Sadly, my neighbour didn’t just fancy watching porn late at night on wintry cold evenings when you might safely expect that most people would be huddled indoors. Sometimes, he needed to scratch that itch on a Tuesday afternoon in the summer or on a springtime Sunday around dinner-time. And his TV was so large and, apparently, so close to the window, that the screen was easily seen from my dining room table and my teenage son’s bedroom window. At my house, we took to calling him ‘porno guy’. We speculated about whether his wife knew what he was up to, decided that she didn’t, and so took to calling her ‘porno guy’s poor wife’. I knew these people. We had planned yard sales together, and chatted now and then about the snow or the heat, as neighbours do. Sometimes their mail was accidentally delivered to my house and I would knock on their door and deliver it myself. But even though I knew their names they became, and stayed, ‘porno guy’ and ‘porno guy’s poor wife’. Even after the house was sold and new neighbours moved in, we still call it ‘porno guy’s house’. “So”, I say to my husband, “the house at number 259 on our street is for sale.” “Which one is that?” he asks. “The big grey one, you know”, I reply, “three doors down on the right from porno guy’s house.”

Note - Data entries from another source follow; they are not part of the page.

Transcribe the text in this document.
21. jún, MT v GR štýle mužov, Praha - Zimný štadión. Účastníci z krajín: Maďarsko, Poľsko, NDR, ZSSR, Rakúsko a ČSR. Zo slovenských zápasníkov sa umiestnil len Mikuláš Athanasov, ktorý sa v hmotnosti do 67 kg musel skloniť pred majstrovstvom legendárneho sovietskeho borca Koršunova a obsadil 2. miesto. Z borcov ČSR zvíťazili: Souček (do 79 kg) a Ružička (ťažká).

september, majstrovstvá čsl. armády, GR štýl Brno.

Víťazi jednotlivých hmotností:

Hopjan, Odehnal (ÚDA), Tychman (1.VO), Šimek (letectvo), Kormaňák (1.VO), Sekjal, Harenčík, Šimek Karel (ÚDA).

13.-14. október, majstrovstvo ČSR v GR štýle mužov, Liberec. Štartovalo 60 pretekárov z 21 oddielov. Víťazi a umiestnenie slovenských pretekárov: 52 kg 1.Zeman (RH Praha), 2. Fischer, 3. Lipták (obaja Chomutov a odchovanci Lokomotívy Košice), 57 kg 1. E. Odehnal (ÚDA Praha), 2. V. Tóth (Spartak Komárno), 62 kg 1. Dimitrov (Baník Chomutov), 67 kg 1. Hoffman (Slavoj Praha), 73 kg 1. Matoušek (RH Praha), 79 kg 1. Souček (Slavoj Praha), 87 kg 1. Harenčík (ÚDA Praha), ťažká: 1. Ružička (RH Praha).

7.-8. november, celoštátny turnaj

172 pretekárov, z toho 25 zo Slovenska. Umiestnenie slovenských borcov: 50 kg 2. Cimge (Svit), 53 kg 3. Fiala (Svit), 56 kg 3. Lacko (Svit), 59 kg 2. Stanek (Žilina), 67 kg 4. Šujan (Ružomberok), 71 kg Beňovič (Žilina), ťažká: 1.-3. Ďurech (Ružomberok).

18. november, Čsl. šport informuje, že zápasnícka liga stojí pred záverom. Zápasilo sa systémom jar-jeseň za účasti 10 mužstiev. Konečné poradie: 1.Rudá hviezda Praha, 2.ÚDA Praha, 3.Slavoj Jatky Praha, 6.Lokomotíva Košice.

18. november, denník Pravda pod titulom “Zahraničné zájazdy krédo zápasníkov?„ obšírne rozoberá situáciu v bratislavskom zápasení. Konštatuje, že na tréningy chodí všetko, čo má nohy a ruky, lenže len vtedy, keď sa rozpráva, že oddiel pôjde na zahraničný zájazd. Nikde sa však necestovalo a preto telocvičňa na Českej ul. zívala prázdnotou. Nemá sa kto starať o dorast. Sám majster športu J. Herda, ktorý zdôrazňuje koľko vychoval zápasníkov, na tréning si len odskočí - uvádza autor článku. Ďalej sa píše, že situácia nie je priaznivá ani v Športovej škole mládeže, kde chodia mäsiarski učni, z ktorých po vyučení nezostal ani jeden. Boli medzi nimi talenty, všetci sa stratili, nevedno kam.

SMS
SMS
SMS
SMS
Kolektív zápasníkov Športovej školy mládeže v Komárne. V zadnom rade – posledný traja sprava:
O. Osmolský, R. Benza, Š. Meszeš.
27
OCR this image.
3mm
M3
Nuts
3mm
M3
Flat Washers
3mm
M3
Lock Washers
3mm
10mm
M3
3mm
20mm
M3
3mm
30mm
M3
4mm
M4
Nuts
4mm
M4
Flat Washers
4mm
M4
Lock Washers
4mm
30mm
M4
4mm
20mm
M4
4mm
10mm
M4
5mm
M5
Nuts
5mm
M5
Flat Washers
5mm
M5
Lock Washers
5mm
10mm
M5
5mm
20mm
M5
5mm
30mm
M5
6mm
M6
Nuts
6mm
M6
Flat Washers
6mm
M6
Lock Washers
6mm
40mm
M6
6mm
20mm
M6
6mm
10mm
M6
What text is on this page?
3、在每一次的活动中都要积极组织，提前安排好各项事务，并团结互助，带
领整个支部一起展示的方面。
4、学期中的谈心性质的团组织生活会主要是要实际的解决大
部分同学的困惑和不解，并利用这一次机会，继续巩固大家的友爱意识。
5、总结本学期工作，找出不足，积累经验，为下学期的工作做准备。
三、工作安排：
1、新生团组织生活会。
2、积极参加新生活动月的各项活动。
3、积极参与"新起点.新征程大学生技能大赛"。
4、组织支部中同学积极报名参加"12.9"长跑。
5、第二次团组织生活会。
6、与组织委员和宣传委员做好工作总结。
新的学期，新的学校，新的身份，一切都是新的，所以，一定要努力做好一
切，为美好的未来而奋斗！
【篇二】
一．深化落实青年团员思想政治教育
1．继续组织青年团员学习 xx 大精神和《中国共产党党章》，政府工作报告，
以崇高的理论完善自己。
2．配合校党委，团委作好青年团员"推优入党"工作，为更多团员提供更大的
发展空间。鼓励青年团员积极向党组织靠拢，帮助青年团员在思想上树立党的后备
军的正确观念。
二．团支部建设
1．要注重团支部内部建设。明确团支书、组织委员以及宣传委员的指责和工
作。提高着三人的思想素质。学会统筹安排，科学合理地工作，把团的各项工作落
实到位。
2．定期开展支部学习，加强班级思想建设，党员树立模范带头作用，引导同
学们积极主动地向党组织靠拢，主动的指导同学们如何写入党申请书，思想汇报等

What do you say to a neighbour like that? How can you still keep talking amiably about the weather? I am too embarrassed to say anything to him or his wife. And she might open an anonymous note in the mailbox. One afternoon, I was talking to another neighbour who lived next door to porno guy. “So, um, have you even noticed what your neighbour watches on TV?” I ask. “Oh my god, yes!” she replies, “every night, just before we go to bed, my husband says ‘I’m just going to take the dog for a walk’ but we don’t even have a dog!” But others in the neighbourhood do and, in front of porno guy’s house, there’s occasionally a gaggle of late-night dog walkers pretending to pick up particularly problematic dog poops or snickering teenagers casually stopping to tie a shoe over and over again.
The other evening at the restaurant, a customer was lolling on his chair, pushing it so far back on its two rear legs that I feared the chair would snap or slip, and that he would crack his head open in the middle of the dining room. I was also not thrilled about the possibility he might have broken one of my irreplaceable, custom-made, $600 chairs. I said, “sir, would you mind not doing that” when I was thinking “it’s not a fucking La-Z-Boy you moron!” My dining room is not your living room. No, you can’t take your shoes off. No, you can’t put your feet up on the table. You cannot pay me enough money to compensate me for having to scrape your chewing gum or boogers from the underside of my tables, or to tolerate your public butt scratching, teeth flossing or fingernail clipping.
A restaurant dining room is a public place, not your living room. Before you pick your nose, fondle your girlfriend or tell a rude, sexist or racist joke, ask yourself whether the behaviour or activity you are contemplating is something you would normally shut the door or the drapes to engage in. Ask yourself whether you want your neighbours, children, grandchildren or parents to see what you are up to, and whether you are comfortable having me write about it.